Parâmetros opcionais não são nada de novo. Existe no .Net (e portanto no CLR e no CLS) desde a versão 1.0, já que eram necessários para o VB funcionar. A IL sempre gerou parâmetros opcionais para o VB. São "novidades" em uma linguagem com release de 8 anos, existente desde o VB com guaraná com rolha… Não entendo porque o C# não tem isso desde o princípio… vai ver o pessoal do Java e do C/C++ que estava migrando ia reclamar que C# era muito parecido com o VB. Vai saber…
Pois bem, isso são parâmetros opcionais. Indo em frente: Argumentos nomeados vêm de mão dadas com parâmetros opcionais. Vejam esse exemplo:
class Boliche
{
public void Derrubar(int pinos = 0, int pinosRestantes = 10)
{
}
}
Posso chamar direto Boliche.Derrubar(), mas isso passaria zero e dez aos parâmetros. E se eu quisesse chamar o método passando somente o segundo argumento, chamado pinosRestantes? Fácil:
static void Main(string[] args)
{
var b = new Boliche();
b.Derrubar(pinosRestantes: 7);
}
Neste caso, estou dizendo ao compilador que quero passar somente o segundo parâmetro, e que no primeiro aceito o valor padrão, que é zero. Também muito simples.
Algumas regras:
- Parâmetros opcionais são sempre os últimos. Você não pode ter um parâmetro não opcional à direita de um opcional. Faz sentido se você pensar na estruturação da sintaxe.
- Somente constantes são aceitas como valores padrão de parâmetros opcionais. Isso pode ser um bom motivo para continuar a usar overloads em alguns casos.
- Argumentos nomeados podem ser especificados em qualquer ordem.
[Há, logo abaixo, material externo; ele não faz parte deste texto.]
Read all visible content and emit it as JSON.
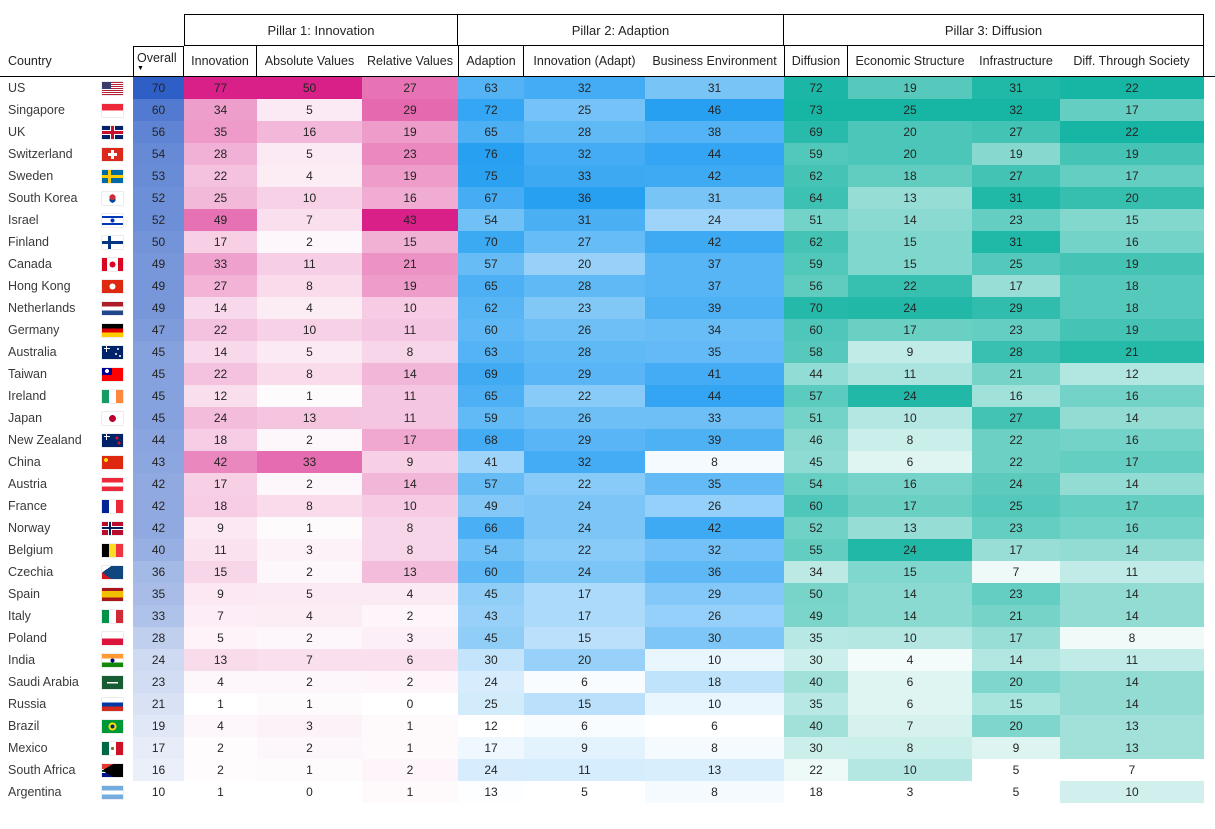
{
  "colors": {
    "accents": {
      "overall": "#2E5FC6",
      "pillar1": "#D82088",
      "pillar2": "#28A0F2",
      "pillar3": "#17B5A3"
    },
    "min_color": "#FFFFFF",
    "header_border": "#000000",
    "text": "#252423"
  },
  "header": {
    "sort_icon": "▼"
  },
  "chart_data": {
    "type": "table",
    "country_label": "Country",
    "sort": {
      "column": "Overall",
      "direction": "descending"
    },
    "pillars": [
      {
        "label": "Pillar 1: Innovation"
      },
      {
        "label": "Pillar 2: Adaption"
      },
      {
        "label": "Pillar 3: Diffusion"
      }
    ],
    "columns": [
      {
        "key": "overall",
        "label": "Overall",
        "group": "overall"
      },
      {
        "key": "innovation",
        "label": "Innovation",
        "group": "pillar1"
      },
      {
        "key": "absolute_values",
        "label": "Absolute Values",
        "group": "pillar1"
      },
      {
        "key": "relative_values",
        "label": "Relative Values",
        "group": "pillar1"
      },
      {
        "key": "adaption",
        "label": "Adaption",
        "group": "pillar2"
      },
      {
        "key": "innovation_adapt",
        "label": "Innovation (Adapt)",
        "group": "pillar2"
      },
      {
        "key": "business_environment",
        "label": "Business Environment",
        "group": "pillar2"
      },
      {
        "key": "diffusion",
        "label": "Diffusion",
        "group": "pillar3"
      },
      {
        "key": "economic_structure",
        "label": "Economic Structure",
        "group": "pillar3"
      },
      {
        "key": "infrastructure",
        "label": "Infrastructure",
        "group": "pillar3"
      },
      {
        "key": "diff_through_society",
        "label": "Diff. Through Society",
        "group": "pillar3"
      }
    ],
    "rows": [
      {
        "country": "US",
        "flag": "us",
        "values": [
          70,
          77,
          50,
          27,
          63,
          32,
          31,
          72,
          19,
          31,
          22
        ]
      },
      {
        "country": "Singapore",
        "flag": "sg",
        "values": [
          60,
          34,
          5,
          29,
          72,
          25,
          46,
          73,
          25,
          32,
          17
        ]
      },
      {
        "country": "UK",
        "flag": "uk",
        "values": [
          56,
          35,
          16,
          19,
          65,
          28,
          38,
          69,
          20,
          27,
          22
        ]
      },
      {
        "country": "Switzerland",
        "flag": "ch",
        "values": [
          54,
          28,
          5,
          23,
          76,
          32,
          44,
          59,
          20,
          19,
          19
        ]
      },
      {
        "country": "Sweden",
        "flag": "se",
        "values": [
          53,
          22,
          4,
          19,
          75,
          33,
          42,
          62,
          18,
          27,
          17
        ]
      },
      {
        "country": "South Korea",
        "flag": "kr",
        "values": [
          52,
          25,
          10,
          16,
          67,
          36,
          31,
          64,
          13,
          31,
          20
        ]
      },
      {
        "country": "Israel",
        "flag": "il",
        "values": [
          52,
          49,
          7,
          43,
          54,
          31,
          24,
          51,
          14,
          23,
          15
        ]
      },
      {
        "country": "Finland",
        "flag": "fi",
        "values": [
          50,
          17,
          2,
          15,
          70,
          27,
          42,
          62,
          15,
          31,
          16
        ]
      },
      {
        "country": "Canada",
        "flag": "ca",
        "values": [
          49,
          33,
          11,
          21,
          57,
          20,
          37,
          59,
          15,
          25,
          19
        ]
      },
      {
        "country": "Hong Kong",
        "flag": "hk",
        "values": [
          49,
          27,
          8,
          19,
          65,
          28,
          37,
          56,
          22,
          17,
          18
        ]
      },
      {
        "country": "Netherlands",
        "flag": "nl",
        "values": [
          49,
          14,
          4,
          10,
          62,
          23,
          39,
          70,
          24,
          29,
          18
        ]
      },
      {
        "country": "Germany",
        "flag": "de",
        "values": [
          47,
          22,
          10,
          11,
          60,
          26,
          34,
          60,
          17,
          23,
          19
        ]
      },
      {
        "country": "Australia",
        "flag": "au",
        "values": [
          45,
          14,
          5,
          8,
          63,
          28,
          35,
          58,
          9,
          28,
          21
        ]
      },
      {
        "country": "Taiwan",
        "flag": "tw",
        "values": [
          45,
          22,
          8,
          14,
          69,
          29,
          41,
          44,
          11,
          21,
          12
        ]
      },
      {
        "country": "Ireland",
        "flag": "ie",
        "values": [
          45,
          12,
          1,
          11,
          65,
          22,
          44,
          57,
          24,
          16,
          16
        ]
      },
      {
        "country": "Japan",
        "flag": "jp",
        "values": [
          45,
          24,
          13,
          11,
          59,
          26,
          33,
          51,
          10,
          27,
          14
        ]
      },
      {
        "country": "New Zealand",
        "flag": "nz",
        "values": [
          44,
          18,
          2,
          17,
          68,
          29,
          39,
          46,
          8,
          22,
          16
        ]
      },
      {
        "country": "China",
        "flag": "cn",
        "values": [
          43,
          42,
          33,
          9,
          41,
          32,
          8,
          45,
          6,
          22,
          17
        ]
      },
      {
        "country": "Austria",
        "flag": "at",
        "values": [
          42,
          17,
          2,
          14,
          57,
          22,
          35,
          54,
          16,
          24,
          14
        ]
      },
      {
        "country": "France",
        "flag": "fr",
        "values": [
          42,
          18,
          8,
          10,
          49,
          24,
          26,
          60,
          17,
          25,
          17
        ]
      },
      {
        "country": "Norway",
        "flag": "no",
        "values": [
          42,
          9,
          1,
          8,
          66,
          24,
          42,
          52,
          13,
          23,
          16
        ]
      },
      {
        "country": "Belgium",
        "flag": "be",
        "values": [
          40,
          11,
          3,
          8,
          54,
          22,
          32,
          55,
          24,
          17,
          14
        ]
      },
      {
        "country": "Czechia",
        "flag": "cz",
        "values": [
          36,
          15,
          2,
          13,
          60,
          24,
          36,
          34,
          15,
          7,
          11
        ]
      },
      {
        "country": "Spain",
        "flag": "es",
        "values": [
          35,
          9,
          5,
          4,
          45,
          17,
          29,
          50,
          14,
          23,
          14
        ]
      },
      {
        "country": "Italy",
        "flag": "it",
        "values": [
          33,
          7,
          4,
          2,
          43,
          17,
          26,
          49,
          14,
          21,
          14
        ]
      },
      {
        "country": "Poland",
        "flag": "pl",
        "values": [
          28,
          5,
          2,
          3,
          45,
          15,
          30,
          35,
          10,
          17,
          8
        ]
      },
      {
        "country": "India",
        "flag": "in",
        "values": [
          24,
          13,
          7,
          6,
          30,
          20,
          10,
          30,
          4,
          14,
          11
        ]
      },
      {
        "country": "Saudi Arabia",
        "flag": "sa",
        "values": [
          23,
          4,
          2,
          2,
          24,
          6,
          18,
          40,
          6,
          20,
          14
        ]
      },
      {
        "country": "Russia",
        "flag": "ru",
        "values": [
          21,
          1,
          1,
          0,
          25,
          15,
          10,
          35,
          6,
          15,
          14
        ]
      },
      {
        "country": "Brazil",
        "flag": "br",
        "values": [
          19,
          4,
          3,
          1,
          12,
          6,
          6,
          40,
          7,
          20,
          13
        ]
      },
      {
        "country": "Mexico",
        "flag": "mx",
        "values": [
          17,
          2,
          2,
          1,
          17,
          9,
          8,
          30,
          8,
          9,
          13
        ]
      },
      {
        "country": "South Africa",
        "flag": "za",
        "values": [
          16,
          2,
          1,
          2,
          24,
          11,
          13,
          22,
          10,
          5,
          7
        ]
      },
      {
        "country": "Argentina",
        "flag": "ar",
        "values": [
          10,
          1,
          0,
          1,
          13,
          5,
          8,
          18,
          3,
          5,
          10
        ]
      }
    ]
  }
}
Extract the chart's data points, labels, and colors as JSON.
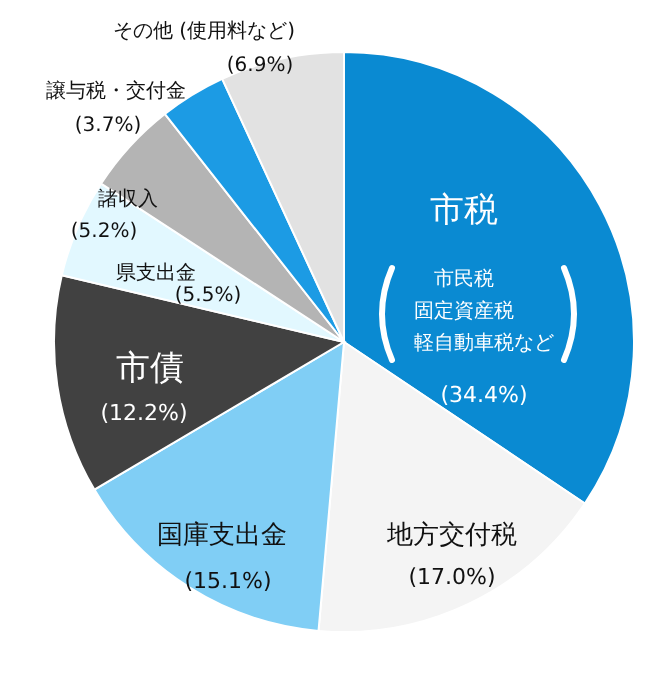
{
  "chart_data": {
    "type": "pie",
    "categories": [
      "市税",
      "地方交付税",
      "国庫支出金",
      "市債",
      "県支出金",
      "諸収入",
      "譲与税・交付金",
      "その他 (使用料など)"
    ],
    "values": [
      34.4,
      17.0,
      15.1,
      12.2,
      5.5,
      5.2,
      3.7,
      6.9
    ],
    "value_labels": [
      "(34.4%)",
      "(17.0%)",
      "(15.1%)",
      "(12.2%)",
      "(5.5%)",
      "(5.2%)",
      "(3.7%)",
      "(6.9%)"
    ],
    "colors": [
      "#0a8ad2",
      "#f4f4f4",
      "#80cef5",
      "#414141",
      "#e2f8ff",
      "#b4b4b4",
      "#1c9be4",
      "#e2e2e2"
    ],
    "annotations": [
      "市民税",
      "固定資産税",
      "軽自動車税など"
    ]
  }
}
Você poderia chamar, por exemplo, Boliche.Derrubar(pinosRestantes: 5, pinos: 3), sem problemas. Mas ainda que possam ser especificados em qualquer ordem, eles serão avaliados na ordem escrita no método que está chamando, e não na ordem declarada na função. Isso é importante caso você esteja chamando funções para passar valor aos parâmetros, como Boliche.Derrubar(pinosRestantes: this.ObterPinosRestantes(), pinos: this.ObterPinosDerrubados()). Neste caso, o método ObterPinosRestantes é chamado antes do método ObterPinosDerrubados. Isso pode ser um problema caso você tenha funções com efeitos colaterais, algo que deve ser evitado a todo custo (não crie uma função que retorna um valor, e altera outro no contexto quase de forma escondida, a não ser que queira problemas para depurar depois).
- Você pode especificar argumentos não opcionais por nome normalmente. Isso não está restrito a argumentos opcionais.
Essas features são plenamente suportadas no CTP do Visual Studio 2010 que saiu em Outubro, ao contrário das features de variância e dinamismo, que estão pela metade.
No próximo post de C# 4.0 vou falar de interop com COM, e vocês vão ver o quanto isso ajuda neste tipo de caso.